The oral arguments will take place on 19th of January, more than six months after the contentious bill was signed by President Rodrigo Duterte. The remarks of Diokno suggested a follow-up to the 200 basis point cut each to the overnight borrowing rate benchmark and the reserves of the bank are not looming anytime soon. This suggests that fiscal assistance for the pandemic-weakened economy would be limited only to the lagging consequences of past decisions that usually require up to 18 months to materialize.

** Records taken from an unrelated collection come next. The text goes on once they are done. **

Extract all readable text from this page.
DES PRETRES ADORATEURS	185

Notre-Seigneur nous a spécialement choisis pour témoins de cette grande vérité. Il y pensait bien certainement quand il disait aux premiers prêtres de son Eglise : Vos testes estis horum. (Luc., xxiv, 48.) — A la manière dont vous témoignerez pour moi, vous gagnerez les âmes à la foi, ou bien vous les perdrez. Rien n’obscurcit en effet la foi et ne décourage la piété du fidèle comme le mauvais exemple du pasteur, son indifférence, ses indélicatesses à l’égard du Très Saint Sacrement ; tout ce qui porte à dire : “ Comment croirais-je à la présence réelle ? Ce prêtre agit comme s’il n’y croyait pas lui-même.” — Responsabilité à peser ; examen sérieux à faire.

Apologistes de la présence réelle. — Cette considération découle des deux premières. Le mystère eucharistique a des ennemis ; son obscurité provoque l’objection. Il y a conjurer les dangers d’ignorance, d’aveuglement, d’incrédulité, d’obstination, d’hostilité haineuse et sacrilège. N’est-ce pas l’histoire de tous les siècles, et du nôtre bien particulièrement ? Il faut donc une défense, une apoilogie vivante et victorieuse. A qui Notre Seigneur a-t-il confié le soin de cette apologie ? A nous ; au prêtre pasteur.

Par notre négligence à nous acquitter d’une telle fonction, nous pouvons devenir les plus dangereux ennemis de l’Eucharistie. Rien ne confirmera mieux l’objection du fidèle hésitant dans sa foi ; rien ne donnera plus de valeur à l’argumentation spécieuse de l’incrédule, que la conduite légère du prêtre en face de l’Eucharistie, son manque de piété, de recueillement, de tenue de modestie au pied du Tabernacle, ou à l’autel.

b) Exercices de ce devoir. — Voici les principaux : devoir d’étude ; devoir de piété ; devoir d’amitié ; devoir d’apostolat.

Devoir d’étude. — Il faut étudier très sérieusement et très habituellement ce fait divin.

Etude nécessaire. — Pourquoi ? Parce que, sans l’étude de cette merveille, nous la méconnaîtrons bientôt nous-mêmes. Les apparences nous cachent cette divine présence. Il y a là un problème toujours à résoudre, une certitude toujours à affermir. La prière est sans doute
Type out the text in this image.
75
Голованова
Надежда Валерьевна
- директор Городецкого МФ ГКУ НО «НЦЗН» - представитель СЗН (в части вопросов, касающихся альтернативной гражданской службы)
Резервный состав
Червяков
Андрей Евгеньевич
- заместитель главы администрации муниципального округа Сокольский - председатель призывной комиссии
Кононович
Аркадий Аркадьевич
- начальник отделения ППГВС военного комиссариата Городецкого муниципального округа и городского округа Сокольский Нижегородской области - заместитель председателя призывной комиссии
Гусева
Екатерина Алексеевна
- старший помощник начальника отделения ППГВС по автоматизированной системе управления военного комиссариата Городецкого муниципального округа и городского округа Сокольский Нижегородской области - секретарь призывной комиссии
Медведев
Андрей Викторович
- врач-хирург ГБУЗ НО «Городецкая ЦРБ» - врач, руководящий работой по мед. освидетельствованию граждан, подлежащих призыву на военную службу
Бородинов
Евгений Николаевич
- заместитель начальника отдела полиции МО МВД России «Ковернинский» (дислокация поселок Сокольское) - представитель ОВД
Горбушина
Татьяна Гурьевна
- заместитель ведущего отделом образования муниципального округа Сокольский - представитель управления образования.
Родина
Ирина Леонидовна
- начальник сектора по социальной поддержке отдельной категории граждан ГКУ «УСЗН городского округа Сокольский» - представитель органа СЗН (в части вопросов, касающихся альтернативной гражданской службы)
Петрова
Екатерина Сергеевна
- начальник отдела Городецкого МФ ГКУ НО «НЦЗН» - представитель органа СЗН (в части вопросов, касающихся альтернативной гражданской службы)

But Nicholas Antonio Mapa the senior economist at Manila’s ING Bank predicts that it won’t take long for Diokno and his six Monetary Board peers to act again in the second quarter. As the generators of growth have been idle for so long, the economy needs a jump start. Indeed, as estimated by the government, it will be a tough climb back to 6.5-7.5 percent growth this year, coming from a decline of as much as 9.5 percent in 2020. However, Diokno claims that the rebound began as early as the fourth quarter of last year, which should be higher than all the three previous quarters. As of September, gross domestic product contracted by 10 percent.
BSP is hoping to lower interest costs on loans by lowering rates, which in turn could allow borrowers to pursue bank credit. The expectation is that this credit would be used to fuel demand by funding projects and other economic activities.